Et ses rêves ? Ses rêves de mariage, d'enfants, d'amour et de famille ? Lui qui ne vivra que peu, que va-t-il faire ? Trouvera-t-il quelqu'un qui acceptera de l'épouser en sachant sa mort si jeune ? Le cachera-t-il ? Et ses enfants, les trois enfants qu'il désire tant, qu'en fera-t-il, lui qui aura à peine le temps de les voir grandir ?
Et il était condamné, et je ne pouvais rien y faire... La tristesse et le remords me mordent le coeur. Mes épaules se voûtèrent sous le choc. Ô Arceus, où que tu sois, pourquoi tant d'horreurs ? Pourquoi ne puis-je pas prendre sur moi le fardeau qui m'accable, alors que je le souhaiterai ? La vie n'est que misère, ça me sera moins insupportable de mourir à le moitié de ma vie. Sentiment d'impuissance. J'aimerai te suivre au bout du monde, être ta gardienne, être ton Altaria et avoir des ailes, pour pouvoir t'envelopper dans le duvet de mes plumes chaudes. J'aimerai d'un regard, d'une caresse, pouvoir te redonner confiance et espoir. J'aimerai te protéger de la mort, de la vie, de la douleur. Te protéger des autres et de toi-même. Te protéger de moi, aussi... Pourquoi, pourquoi, POURQUOI !
Comment trouver les mots, comment te dire, te promettre, te rassurer ? A quoi bon redessiner le monde, inventer un langage ? Il n'y a pas de mots pour décrire ce que je ressens. Pour décrire mon amour, ma peine, ma culpabilité, mon impuissance.
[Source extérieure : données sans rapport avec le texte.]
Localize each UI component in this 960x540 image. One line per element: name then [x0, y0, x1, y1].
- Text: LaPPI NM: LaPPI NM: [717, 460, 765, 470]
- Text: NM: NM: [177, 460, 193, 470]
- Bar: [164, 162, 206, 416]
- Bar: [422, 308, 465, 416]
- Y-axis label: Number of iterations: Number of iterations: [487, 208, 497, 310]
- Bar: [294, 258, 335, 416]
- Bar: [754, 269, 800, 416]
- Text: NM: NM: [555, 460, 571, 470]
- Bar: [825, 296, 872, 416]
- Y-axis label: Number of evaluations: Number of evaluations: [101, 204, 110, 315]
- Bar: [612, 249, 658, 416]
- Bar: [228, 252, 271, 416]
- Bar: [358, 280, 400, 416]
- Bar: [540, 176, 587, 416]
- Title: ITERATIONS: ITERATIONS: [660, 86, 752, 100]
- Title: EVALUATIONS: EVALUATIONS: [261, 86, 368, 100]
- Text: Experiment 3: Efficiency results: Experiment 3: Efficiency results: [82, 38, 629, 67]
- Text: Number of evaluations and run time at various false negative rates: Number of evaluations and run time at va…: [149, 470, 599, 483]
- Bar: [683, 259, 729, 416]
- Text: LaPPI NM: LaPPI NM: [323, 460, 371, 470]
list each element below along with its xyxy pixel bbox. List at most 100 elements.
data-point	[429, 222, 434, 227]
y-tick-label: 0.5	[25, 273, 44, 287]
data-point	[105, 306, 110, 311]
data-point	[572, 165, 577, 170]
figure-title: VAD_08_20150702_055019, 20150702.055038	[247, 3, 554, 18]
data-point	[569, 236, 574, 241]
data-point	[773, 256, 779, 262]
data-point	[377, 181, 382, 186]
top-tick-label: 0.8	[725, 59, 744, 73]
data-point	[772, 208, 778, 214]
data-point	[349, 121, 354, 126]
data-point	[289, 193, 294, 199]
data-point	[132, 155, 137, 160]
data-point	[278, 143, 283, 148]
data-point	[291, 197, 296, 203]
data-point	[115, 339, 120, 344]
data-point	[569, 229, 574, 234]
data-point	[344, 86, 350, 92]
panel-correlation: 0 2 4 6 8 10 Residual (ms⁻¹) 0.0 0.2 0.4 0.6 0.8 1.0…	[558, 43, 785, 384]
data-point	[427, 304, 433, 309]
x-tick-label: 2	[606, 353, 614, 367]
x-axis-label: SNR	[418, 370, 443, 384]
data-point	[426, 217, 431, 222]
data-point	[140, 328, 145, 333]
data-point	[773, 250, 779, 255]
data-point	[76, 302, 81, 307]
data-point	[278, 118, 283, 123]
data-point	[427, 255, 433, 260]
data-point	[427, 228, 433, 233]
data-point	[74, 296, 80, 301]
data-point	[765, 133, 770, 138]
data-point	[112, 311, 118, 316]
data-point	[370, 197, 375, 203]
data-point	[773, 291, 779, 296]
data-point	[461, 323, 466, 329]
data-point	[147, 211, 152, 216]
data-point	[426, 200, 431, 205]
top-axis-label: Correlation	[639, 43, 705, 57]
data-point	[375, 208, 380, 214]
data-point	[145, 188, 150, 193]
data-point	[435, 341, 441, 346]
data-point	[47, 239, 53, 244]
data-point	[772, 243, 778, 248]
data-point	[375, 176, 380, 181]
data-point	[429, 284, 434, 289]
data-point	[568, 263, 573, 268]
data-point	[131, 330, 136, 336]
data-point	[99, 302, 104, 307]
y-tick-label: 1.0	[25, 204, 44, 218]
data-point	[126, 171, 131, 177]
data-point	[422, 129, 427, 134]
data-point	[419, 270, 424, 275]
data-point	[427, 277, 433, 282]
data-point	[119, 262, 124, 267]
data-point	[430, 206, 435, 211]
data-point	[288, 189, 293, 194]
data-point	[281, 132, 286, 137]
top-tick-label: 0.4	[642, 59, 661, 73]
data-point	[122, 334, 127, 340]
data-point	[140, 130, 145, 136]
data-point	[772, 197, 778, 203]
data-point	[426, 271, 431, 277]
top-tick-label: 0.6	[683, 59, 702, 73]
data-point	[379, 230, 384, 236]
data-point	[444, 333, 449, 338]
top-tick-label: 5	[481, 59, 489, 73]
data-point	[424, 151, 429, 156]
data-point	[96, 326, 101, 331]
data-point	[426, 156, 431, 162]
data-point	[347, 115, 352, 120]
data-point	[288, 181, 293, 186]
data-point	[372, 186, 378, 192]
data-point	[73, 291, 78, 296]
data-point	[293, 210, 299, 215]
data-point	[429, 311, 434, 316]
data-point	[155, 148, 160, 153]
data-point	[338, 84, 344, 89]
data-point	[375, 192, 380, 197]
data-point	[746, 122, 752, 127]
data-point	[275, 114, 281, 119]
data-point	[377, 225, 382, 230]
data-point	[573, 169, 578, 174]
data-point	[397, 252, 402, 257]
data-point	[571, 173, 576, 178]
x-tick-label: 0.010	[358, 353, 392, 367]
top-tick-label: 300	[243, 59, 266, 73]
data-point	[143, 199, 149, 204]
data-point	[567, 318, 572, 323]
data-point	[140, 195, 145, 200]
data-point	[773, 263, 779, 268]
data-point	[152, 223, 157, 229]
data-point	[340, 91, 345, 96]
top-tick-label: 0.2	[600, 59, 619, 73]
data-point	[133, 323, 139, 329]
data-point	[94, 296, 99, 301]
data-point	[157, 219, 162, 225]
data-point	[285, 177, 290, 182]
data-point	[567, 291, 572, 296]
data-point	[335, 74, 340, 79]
Il n'y en a pas, et il n'y en aura jamais.
Ô, mon amour, pourquoi tout ce temps perdu ? Rappelle-toi tout ces bons moments passés, à batifoler, toi et moi, nous, si heureux ? N'aurai-je donc plus jamais le droit de sentir la chaleur de tes bras, la douceur de ta peau, de sentir ton odeur sur moi ? Ne pourrai-je jamais plus sentir mon coeur bondir lorsque tu me volais un baiser, ? Toute cette félicité que tu m'as donné, étai-ce pour mieux me l'enlever, et me faire souffrir, souffrir sans cesse ?
Pourquoi tout ceci ? Pourquoi tu ne m'aimes plus, pourquoi tu me repousses, me rejette ?
Pourquoi t'éloignes-tu, ami ?



« Ô temps, suspends ton vol ! et vous, heures propices,
Suspendez votre cours !
Laissez nous savourer les rapides délices
Des plus beaux de nos jours !

« Assez de malheureux ici-bas vous implorent :
Coulez, coulez pour eux ;
Prenez avec leurs jours les soins qui les dévorent ;
Oubliez les heureux.

« Mais je demande en vain quelques moments encore,
Le temps m'échappe et fuit ;
Je dis à cette nuit : "Sois plus lente" ; et l'aurore
Va dissiper la nuit.

« Aimons donc, aimons donc ! de l'heure fugitive,
Hâtons-nous, jouissons !
L'homme n'a point de port, le temps n'a point de rive ;
Il coule, et nous passons ! »

Temps jaloux, se peut-il que ces moments d'ivresse,
Où l'amour à long flots nous verse le bonheur,
S'envolent loin de nous de la même vitesse
Que les jours de malheur ?

Hé quoi ! n'en pourrons-nous fixer au moins la trace ?
Quoi ! passé pour jamais ? quoi ! tout entiers perdus ?
Ce temps qui les donna, ce temps qui les efface,
Ne nous les rendra plus !


Le Lac
, Alphonse de Lamartine, Méditations Poétiques.